At the Boston Globe, we are privileged to have ample resources dedicated to accountability journalism, including the storied Spotlight Team and a quick-strike investigative team that tackles stories “off the news.” The result: We don’t just cover breaking news events but are able to pursue and dive into stories that people don’t know about yet — but they should. These are the best journalists.

Such a moment arose in 2019 when seven motorcyclists were killed in a New Hampshire crash. Globe reporters quickly discovered the truck driver’s poor driving record and determined that his license shouldn’t have been suspended for weeks. This was because the Massachusetts Registry of Motor Vehicles failed to open its mail or act on a warning notice sent from another state.

That led our reporters to ask a series of key questions: How had the driver slipped unnoticed through the cracks of the state licensing system? How many other drivers were like him?
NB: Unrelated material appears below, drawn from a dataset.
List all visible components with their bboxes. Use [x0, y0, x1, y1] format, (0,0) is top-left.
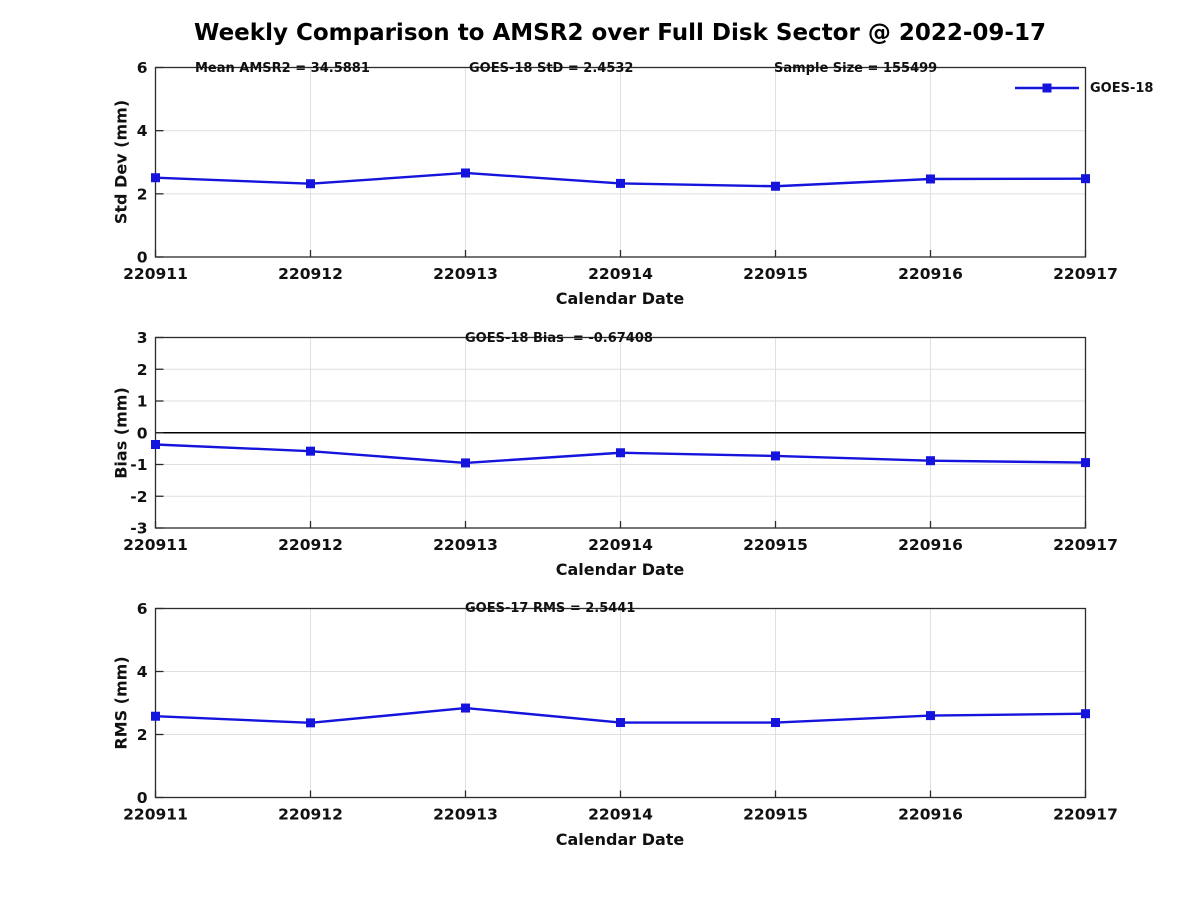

The team requested public records from all 50 states, conducted a nationwide survey and built a database of vehicle crashes, trucking mishaps and more. Through voluminous data work and nose-to-the-grindstone reporting over the course of 11 months, the team found an answer: Deadly, preventable crashes like this are shockingly common.

Vernal Coleman was one of the investigative reporters awarded the Pulitzer Prize for “Blind Spot.”

Despite nearly 50 years of warnings by federal safety officials, the United States has no effective national system to keep tabs on drivers who commit serious offenses in another state. Enforcement is dependent on the state agencies to do their jobs, which they often fail to do.

When we launched the investigation, we hadn’t gotten fully acquainted with Pinpoint, a new Google tool where you can upload documents to easily search for names, places and more for patterns. Midway through the reporting process, we discovered that we were uploading a lot of files into the tool, including court documents, photos and spreadsheets.

A couple of helpful aspects of Pinpoint are its ability to recognize text in images and organizational capabilities, like the opportunity to quickly see, and search documents for, the most mentioned names or places and connections between people. When you’re dealing with large data sets, journalism is all about looking for outliers. Pinpoint allowed us to see what wasn’t there and what was.

There’s this image that comes to mind — it’s a bit of a Hollywood, true-crime, detective trope — of a corkboard with mugshots and documents tacked up with pushpins, and lines of colorful string connecting the suspects. Reporters can now take photos, pushpins, and colorful string to their laptops thanks to technology. It allows us to organize complex information and identify the pattern of a story.

It’s remarkable to think of the arduous, painstaking document work that newsroom data specialists did for years, all by hand, all without a laptop and technology. It’s still a huge challenge to produce in-depth investigative journalism such as our recent one. Technology is making reporting easier.

Brendan McCarthy, the Deputy Projects Editor at The Boston Globe, edits an article at the organization’s offices

In light of our reporting, officials in several states suspended dozens of licenses. Five motor vehicle agencies and courts launched investigations into the failure to flag thousands more dangerous drivers. The 11-month investigation also propelled several proposed legislative reforms and reviews.

The series forced readers to confront the reality that we’ve grown numb to countless preventable deaths, and tolerable of lax government oversight that we would never permit in other arenas of our lives. For this work, the Globe received the 2021 Pulitzer Prize in Investigative Reporting.